Sheet Pan Salmon Teriyaki
Serves 4, 1sp per serving
16 oz salmon filet, cut into 4 pieces
1/3 C coconut aminos or low sodium soy sauce
1 clove of garlic, minced
1 tsp minced ginger
1 tsp arrowroot starch or corn starch
3 tsp warm water
1 tsp sesame oil
1 large onion, thinly sliced
2-3 bunches of baby bok choy, ends removed and sliced in half
Salt and pepper to taste
1. Rinse salmon and pat dry, season with salt and pepper. Preheat oven to 400 degrees and prepare sheet pan with parchment paper sprayed with cooking spray of choice.
2. In a small sauce pan make teriyaki sauce, combine coconut aminos/soy sauce, garlic, and ginger over medium heat.

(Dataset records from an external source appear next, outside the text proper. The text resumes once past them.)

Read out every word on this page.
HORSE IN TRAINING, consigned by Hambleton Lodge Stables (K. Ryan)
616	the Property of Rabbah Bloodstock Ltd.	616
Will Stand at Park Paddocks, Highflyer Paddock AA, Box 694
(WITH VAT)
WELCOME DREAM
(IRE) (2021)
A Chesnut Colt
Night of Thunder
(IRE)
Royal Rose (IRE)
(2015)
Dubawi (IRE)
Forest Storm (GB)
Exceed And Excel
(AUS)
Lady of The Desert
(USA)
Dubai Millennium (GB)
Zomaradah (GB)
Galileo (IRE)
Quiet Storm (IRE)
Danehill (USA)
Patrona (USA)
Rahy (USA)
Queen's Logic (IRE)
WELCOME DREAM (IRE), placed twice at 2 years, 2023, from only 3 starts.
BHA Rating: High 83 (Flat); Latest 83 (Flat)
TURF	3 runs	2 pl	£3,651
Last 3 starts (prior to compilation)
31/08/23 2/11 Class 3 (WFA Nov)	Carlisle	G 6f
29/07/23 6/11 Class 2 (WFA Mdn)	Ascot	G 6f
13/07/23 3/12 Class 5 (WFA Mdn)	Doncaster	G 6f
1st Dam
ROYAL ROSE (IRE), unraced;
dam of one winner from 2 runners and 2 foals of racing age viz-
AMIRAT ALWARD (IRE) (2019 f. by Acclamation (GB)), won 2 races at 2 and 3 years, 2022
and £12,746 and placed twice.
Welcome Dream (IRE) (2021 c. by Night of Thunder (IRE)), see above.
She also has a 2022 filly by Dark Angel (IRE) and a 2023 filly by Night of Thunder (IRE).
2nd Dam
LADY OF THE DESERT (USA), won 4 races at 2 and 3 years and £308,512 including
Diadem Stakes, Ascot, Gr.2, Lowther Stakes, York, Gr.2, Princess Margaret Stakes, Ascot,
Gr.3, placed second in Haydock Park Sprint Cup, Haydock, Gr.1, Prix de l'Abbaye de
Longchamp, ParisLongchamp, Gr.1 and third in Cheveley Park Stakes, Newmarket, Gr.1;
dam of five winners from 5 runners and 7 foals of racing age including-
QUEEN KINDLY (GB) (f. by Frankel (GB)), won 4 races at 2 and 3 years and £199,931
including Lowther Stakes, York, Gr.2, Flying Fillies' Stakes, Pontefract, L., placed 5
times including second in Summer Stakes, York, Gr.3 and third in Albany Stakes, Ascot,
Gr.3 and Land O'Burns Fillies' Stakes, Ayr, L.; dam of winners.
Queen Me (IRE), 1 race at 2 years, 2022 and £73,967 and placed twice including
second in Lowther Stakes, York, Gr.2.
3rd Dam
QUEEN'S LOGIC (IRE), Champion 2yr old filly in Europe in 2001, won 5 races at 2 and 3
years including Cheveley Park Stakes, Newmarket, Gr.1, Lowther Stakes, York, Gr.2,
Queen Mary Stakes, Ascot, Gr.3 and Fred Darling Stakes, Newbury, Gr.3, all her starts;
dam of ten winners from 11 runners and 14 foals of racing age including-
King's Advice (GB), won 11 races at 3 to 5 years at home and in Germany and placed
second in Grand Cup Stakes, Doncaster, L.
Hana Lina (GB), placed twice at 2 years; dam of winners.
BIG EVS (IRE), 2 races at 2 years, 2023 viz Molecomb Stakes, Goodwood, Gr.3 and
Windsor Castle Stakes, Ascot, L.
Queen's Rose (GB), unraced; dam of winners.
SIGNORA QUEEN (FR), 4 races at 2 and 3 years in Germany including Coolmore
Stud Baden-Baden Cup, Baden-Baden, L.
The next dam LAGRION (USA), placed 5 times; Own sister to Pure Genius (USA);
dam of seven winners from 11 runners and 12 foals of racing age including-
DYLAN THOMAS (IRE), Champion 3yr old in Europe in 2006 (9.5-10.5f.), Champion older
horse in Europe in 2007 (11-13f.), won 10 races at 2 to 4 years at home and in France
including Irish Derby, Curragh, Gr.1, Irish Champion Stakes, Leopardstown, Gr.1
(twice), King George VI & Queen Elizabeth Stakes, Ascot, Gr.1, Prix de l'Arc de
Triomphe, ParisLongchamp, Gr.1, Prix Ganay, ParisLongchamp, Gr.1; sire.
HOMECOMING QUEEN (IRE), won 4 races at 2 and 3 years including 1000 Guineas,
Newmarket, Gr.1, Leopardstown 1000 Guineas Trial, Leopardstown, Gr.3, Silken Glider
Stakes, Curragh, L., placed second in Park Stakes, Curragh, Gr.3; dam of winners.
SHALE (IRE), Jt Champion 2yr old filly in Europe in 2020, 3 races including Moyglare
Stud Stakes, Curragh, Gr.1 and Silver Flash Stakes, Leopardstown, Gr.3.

Allow flavors to meld together for 3-5 minutes.
3. Make a slurry of warm water and arrowroot or corn starch. Add it to the teriyaki sauce, bring to a boil then reduce to a simmer and allow to thicken until it can coast the back of a spoon. At this point, if you are letting your salmon marinate allow the sauce to cool and place the sauce in a ziplock bag with the salmon.
4. If you are like me and throwing this together right before dinner, do the following: using a silicone basting brush or a rubber spatula baste the salmon with some of the teriyaki sauce. Reserve some for serving.
5. Arrange vegetables around salmon, drizzle with about 1 TB of coconut aminos or soy sauce and 1 tsp sesame oil. Season with salt and pepper.
6. Transfer tray to oven for 20 minutes or until salmon is flaky. Serve with reserved teriyaki sauce drizzled on top.